The Flagler County Sheriff’s Office this afternoon identified the victim of Friday evening’s plane crash in the isolated woods of southwest Flagler County as Thomas Russell Harvey, a 75-year-old pilot celebrated by Skydive Palatka as “our favorite pilot and friend.”
A resident of Jacksonville, Harvey was a retired U.S. Air Force crew chief and master sergeant. He was the pilot and lone occupant of a 10-seat, 2012 Caravan Cessna 208 used in skydiving events, when, on a flight from Sebastian to Palatka Municipal Airport, the plane crashed near Lake Disston. (See the previous article here.)
The plane was originally identified as a 10-seat, 2012 Caravan Cessna 208. Based on its N-number (N40EA), released today, it was a 1985 Cessna 208, owned by Ottawa, Ill.-based Eagle Air Transport, a company with a small fleet of plans that specialize in skydiving events.
A Flagler County Sheriff’s report on the incident places the time when control towers lost contact with the aircraft at 7:45 p.m. Volusia County’s Air One found the plane at 24 minutes after midnight Saturday morning, using heat signatures. “While walking the debris field, the cockpit and passenger compartment of the plane were unidentifiable and apparent that the plane lost control and landed in a cluster of trees,” a sheriff’s report states. “No signs of life were observed, and it was noted that the pilot had no means of ejection.”

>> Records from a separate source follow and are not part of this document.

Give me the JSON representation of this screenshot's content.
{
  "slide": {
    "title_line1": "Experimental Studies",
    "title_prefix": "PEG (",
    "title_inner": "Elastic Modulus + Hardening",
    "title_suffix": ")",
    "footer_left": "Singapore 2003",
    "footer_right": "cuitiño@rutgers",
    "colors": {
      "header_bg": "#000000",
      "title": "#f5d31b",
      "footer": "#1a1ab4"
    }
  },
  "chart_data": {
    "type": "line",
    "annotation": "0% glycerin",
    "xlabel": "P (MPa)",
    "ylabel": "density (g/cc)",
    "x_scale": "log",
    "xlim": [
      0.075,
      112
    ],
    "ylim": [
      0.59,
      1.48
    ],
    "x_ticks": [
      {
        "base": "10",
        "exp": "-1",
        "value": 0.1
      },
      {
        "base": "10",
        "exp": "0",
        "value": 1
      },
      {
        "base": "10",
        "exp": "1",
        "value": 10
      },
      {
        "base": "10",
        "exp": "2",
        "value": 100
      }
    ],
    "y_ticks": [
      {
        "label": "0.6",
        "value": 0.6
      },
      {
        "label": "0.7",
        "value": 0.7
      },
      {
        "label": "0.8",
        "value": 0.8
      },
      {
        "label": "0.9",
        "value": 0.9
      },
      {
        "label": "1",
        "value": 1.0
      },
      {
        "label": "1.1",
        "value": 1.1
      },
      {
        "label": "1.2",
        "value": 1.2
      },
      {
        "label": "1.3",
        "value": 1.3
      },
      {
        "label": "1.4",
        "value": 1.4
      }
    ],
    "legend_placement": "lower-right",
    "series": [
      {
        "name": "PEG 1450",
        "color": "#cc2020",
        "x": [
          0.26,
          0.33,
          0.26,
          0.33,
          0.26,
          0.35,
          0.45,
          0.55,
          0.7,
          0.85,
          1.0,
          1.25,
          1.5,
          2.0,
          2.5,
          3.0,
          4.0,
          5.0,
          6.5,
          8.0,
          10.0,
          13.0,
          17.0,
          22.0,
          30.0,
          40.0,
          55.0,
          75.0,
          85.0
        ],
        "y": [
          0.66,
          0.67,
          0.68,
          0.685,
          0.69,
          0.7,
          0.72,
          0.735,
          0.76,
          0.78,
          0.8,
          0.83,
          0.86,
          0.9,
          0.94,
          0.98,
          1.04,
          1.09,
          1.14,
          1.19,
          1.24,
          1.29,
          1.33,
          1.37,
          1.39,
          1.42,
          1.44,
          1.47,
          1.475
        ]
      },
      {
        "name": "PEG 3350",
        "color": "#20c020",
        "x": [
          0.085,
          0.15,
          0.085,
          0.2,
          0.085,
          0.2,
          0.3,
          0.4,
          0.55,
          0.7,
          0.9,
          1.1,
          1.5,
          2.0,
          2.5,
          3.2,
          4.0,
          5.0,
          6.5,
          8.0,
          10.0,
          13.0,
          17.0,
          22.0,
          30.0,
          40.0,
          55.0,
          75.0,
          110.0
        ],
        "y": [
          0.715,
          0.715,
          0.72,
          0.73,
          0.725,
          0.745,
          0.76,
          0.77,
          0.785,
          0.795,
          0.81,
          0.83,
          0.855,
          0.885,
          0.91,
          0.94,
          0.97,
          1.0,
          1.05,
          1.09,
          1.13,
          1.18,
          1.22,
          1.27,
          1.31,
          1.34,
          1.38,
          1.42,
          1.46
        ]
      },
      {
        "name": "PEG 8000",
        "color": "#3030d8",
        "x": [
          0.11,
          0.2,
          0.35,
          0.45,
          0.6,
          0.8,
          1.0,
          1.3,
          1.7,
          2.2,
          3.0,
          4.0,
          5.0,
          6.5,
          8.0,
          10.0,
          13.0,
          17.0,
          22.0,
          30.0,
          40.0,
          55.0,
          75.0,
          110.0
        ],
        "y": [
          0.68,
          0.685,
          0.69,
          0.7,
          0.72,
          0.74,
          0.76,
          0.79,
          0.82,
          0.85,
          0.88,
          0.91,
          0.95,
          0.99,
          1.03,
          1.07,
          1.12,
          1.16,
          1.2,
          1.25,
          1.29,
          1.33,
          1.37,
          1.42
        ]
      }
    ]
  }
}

Harvey’s is the first plane-crash fatality in Flagler County since Raymond Miller, 77, crashed his experimental plane, a Sonex Waiex, in the marshes of Pellicer Creek in 2014. It had been Miller’s “first solo flight in the experimental amateur-built airplane, which had not been flown for about 6 months,” according to NTSB’s investigation. The plane experienced a total loss of engine power 10 minutes after taking off from Flagler County airport.
The last plane crash in the county took place on Jan. 31, 2022, when a Cessna 195 that ran out of fuel attempted a landing on I-95, clipped a truck, and crashed in the woods, with two people aboard. Their injuries were minor. The NTSB report attributed the crash to “The pilot’s inadequate fuel planning and preflight inspection, which resulted in a total loss of engine power due to fuel exhaustion.”
The National Transportation Safety Board is investigating the crash.